In 2023 two former Tesla employees leaked confidential and personal information relating to employees and customers.

Back in 2014 a Morrison’s employee leaked his colleagues’ payroll details in what was seen as an act of revenge after being given a verbal warning. A case which resulted in years of legal wrangling over whether Morrison’s was liable for the actions of a rogue employee.

This type of incident also includes ‘employee snooping.’ For example, a member of staff with access to a customer database browses the personal data of others without a legitimate business purpose. Or a police officer or council official looks up and discloses information without authority.

Improper disposal of records

Insecure disposal of electronic or paper records might lead to a data breach. For example, if a company disposes of old paper files containing customer details without shredding them, and a third party finds them.

The above is by no means an exhaustive list, but provides those less experienced in data breaches with a steer on what risks to be aware of.
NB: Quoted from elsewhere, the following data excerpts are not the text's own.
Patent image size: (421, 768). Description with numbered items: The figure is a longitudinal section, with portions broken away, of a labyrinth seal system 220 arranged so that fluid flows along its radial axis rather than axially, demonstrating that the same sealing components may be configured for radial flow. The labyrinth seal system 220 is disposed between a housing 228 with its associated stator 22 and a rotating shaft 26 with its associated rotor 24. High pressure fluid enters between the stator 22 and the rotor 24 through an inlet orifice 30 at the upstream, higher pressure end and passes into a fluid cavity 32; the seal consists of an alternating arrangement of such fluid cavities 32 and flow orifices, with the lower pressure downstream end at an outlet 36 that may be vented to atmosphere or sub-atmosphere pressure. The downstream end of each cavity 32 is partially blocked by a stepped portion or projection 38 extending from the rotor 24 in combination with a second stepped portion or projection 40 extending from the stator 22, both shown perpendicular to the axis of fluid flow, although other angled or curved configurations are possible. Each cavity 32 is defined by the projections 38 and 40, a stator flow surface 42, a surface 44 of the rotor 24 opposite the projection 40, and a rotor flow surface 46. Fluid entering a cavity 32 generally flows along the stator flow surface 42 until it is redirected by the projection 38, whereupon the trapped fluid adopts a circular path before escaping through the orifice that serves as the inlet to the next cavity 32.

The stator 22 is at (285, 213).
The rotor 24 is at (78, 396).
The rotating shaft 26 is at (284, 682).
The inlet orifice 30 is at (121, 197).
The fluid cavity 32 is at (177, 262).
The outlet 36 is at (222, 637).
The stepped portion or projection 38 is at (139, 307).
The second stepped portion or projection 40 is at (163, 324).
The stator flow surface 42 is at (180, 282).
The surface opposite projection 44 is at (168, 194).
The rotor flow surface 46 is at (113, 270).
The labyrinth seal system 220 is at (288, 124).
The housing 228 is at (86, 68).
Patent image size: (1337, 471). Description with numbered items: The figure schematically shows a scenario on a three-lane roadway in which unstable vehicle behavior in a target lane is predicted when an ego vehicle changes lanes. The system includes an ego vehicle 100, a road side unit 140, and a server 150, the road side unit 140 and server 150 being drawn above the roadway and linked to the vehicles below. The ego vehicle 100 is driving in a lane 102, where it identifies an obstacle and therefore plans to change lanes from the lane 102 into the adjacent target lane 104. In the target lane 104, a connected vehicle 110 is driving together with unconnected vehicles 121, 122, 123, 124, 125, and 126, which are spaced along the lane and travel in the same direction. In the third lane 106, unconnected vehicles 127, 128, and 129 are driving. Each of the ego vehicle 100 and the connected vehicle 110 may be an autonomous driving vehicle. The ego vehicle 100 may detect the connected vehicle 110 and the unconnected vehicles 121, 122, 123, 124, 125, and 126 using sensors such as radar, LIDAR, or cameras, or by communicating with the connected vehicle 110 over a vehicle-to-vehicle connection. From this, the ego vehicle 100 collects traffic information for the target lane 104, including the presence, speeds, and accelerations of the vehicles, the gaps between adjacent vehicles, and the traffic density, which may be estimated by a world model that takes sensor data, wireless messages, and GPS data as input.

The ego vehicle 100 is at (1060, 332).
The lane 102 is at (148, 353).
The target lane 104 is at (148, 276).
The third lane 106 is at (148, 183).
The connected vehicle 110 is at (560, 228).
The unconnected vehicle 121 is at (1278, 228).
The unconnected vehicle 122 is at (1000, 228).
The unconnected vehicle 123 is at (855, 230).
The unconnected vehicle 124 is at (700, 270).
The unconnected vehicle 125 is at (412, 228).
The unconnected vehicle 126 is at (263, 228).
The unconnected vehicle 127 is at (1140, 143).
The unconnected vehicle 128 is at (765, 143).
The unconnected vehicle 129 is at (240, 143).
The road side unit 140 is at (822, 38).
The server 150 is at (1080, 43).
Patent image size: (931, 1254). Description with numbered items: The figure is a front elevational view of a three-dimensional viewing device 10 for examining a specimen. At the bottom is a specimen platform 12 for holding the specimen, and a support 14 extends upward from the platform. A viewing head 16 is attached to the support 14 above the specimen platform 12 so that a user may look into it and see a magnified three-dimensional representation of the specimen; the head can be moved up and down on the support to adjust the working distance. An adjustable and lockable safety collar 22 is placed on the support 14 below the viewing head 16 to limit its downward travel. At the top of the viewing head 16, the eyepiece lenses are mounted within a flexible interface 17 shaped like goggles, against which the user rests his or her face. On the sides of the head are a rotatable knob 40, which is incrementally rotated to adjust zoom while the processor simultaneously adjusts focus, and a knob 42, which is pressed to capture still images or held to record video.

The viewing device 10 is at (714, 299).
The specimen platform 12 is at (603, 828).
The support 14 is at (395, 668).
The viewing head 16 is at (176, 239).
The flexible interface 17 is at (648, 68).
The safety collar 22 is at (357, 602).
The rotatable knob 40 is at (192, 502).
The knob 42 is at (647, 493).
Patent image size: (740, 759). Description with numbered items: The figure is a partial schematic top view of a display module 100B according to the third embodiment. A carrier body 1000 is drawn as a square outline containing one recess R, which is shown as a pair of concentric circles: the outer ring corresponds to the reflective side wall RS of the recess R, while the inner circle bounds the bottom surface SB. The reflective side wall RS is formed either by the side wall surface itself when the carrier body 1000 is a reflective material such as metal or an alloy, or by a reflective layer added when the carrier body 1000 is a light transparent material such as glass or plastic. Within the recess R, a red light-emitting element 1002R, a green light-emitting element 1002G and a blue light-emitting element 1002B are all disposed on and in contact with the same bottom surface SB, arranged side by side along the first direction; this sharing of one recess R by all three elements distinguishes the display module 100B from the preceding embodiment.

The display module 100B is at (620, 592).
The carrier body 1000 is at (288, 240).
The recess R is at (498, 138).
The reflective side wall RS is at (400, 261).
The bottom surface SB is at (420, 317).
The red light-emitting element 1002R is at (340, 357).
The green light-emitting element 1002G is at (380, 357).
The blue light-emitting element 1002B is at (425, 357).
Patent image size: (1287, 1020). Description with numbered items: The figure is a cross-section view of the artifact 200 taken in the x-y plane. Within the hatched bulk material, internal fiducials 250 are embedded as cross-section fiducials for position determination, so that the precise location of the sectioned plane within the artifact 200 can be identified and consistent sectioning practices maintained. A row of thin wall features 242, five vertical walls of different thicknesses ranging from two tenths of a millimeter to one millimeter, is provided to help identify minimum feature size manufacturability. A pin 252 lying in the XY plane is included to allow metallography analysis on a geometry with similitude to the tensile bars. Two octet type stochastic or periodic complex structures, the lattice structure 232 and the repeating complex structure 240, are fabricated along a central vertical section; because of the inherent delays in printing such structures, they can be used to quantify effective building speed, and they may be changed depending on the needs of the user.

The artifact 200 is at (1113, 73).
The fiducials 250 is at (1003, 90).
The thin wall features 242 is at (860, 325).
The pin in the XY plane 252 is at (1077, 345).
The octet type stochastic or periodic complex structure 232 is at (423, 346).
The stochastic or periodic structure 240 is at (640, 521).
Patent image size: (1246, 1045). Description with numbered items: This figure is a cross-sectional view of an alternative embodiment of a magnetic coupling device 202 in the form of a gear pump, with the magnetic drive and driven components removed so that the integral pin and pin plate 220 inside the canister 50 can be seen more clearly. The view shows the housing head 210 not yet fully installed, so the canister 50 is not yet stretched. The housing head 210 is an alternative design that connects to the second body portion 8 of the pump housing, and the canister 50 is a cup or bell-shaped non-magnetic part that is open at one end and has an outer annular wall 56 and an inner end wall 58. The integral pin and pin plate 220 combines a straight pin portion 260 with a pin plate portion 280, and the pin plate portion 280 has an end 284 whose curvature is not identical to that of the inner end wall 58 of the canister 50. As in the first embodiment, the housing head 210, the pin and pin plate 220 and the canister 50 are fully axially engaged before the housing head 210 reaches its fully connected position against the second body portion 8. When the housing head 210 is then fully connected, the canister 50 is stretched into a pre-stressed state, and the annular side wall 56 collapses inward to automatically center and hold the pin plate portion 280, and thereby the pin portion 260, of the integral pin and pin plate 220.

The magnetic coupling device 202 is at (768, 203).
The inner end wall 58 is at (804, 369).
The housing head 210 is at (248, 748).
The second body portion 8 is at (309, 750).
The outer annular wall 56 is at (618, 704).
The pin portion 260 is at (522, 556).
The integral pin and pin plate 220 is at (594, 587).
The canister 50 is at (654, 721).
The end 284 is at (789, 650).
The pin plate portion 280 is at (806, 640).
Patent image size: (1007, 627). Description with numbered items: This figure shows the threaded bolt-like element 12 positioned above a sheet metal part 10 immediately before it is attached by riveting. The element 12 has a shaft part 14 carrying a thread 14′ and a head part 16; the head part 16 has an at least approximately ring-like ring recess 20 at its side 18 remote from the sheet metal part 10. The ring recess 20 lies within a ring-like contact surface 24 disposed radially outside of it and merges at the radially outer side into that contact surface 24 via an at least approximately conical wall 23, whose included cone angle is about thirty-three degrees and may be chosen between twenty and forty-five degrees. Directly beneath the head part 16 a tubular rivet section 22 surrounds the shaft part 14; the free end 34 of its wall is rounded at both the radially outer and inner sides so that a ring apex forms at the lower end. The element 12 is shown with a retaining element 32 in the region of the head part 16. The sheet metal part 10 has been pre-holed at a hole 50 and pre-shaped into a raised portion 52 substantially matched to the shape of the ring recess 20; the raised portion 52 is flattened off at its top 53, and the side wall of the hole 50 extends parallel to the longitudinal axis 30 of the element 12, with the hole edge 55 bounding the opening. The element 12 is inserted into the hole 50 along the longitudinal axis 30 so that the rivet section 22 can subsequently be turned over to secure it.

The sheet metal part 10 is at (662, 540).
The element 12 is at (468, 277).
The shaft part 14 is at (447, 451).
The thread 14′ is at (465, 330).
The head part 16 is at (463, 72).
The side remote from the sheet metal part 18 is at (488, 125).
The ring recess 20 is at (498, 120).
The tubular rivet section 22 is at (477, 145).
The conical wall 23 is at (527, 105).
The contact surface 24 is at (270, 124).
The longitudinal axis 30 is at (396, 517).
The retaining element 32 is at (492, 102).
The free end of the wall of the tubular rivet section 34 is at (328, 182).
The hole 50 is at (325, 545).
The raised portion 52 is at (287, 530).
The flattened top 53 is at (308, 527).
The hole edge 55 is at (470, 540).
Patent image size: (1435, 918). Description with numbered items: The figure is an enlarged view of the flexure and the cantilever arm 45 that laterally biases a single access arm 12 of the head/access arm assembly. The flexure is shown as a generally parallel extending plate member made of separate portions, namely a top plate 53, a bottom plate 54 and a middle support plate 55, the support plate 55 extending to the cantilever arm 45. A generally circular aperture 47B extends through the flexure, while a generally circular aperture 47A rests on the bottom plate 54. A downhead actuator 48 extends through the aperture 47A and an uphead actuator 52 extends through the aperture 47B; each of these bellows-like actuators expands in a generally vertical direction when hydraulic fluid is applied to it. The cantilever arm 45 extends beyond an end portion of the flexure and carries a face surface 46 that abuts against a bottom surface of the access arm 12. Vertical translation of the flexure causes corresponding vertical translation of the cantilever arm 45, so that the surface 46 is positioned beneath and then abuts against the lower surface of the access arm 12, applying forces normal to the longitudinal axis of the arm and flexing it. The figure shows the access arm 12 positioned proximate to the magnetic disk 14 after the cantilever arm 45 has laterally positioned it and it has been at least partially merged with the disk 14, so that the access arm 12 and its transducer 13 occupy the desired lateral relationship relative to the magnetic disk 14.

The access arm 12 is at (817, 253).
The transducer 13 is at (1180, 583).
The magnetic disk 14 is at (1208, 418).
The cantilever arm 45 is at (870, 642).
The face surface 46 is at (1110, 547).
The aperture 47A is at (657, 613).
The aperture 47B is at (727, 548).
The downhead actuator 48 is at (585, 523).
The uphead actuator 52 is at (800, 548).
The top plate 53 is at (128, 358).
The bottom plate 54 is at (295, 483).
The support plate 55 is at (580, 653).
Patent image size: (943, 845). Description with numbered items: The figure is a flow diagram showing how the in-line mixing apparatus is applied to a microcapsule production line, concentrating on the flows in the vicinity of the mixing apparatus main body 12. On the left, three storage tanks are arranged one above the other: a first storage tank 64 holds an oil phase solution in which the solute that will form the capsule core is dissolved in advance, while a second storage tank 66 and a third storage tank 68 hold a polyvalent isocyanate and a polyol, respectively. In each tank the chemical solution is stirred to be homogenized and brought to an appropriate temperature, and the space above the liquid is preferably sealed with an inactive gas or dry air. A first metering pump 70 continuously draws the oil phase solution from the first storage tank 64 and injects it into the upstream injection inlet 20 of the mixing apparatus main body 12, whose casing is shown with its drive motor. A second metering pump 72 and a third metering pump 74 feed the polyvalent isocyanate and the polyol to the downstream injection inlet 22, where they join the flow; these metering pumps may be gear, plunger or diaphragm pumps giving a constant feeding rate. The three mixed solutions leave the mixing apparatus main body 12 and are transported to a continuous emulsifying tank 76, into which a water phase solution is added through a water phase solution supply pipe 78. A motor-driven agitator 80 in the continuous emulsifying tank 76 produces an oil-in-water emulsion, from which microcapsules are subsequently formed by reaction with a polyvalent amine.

Not all security incidents will be personal data breaches; they could involve commercially sensitive information, but no personal data. While these don’t need to be reported if they meet a certain threshold, they still have the potential to cause considerable fallout.

Privacy violations

In other circumstances there may be a violation of data protection law, which is not a data breach. As an example, I’ve been asked before whether it’s necessary to report an email marketing campaign accidentally sent to customers who’ve unsubscribed as a breach. While a clear violation of the right to object to direct marketing, this doesn’t represent a breach of security: there’s been no destruction, loss, alteration, unauthorised disclosure of, or access to personal data. The individuals’ personal data remains secure. Efforts therefore need to focus on trying to minimise the risk of complaints escalating, and making sure this never happens again.

To conclude, the DPP Law case is instructive; it’s not a big company, employing less than 250 people, but handles highly sensitive information relating to their clients. The attack suffered sends a clear message; any business can fall victim to a cyber-attack or personal data breach. The more sensitive the data your organisation handles, the more damaging a breach could be. Not only must cyber security be treated as a priority, but so are robust data breach procedures to guide your team through any potential attack.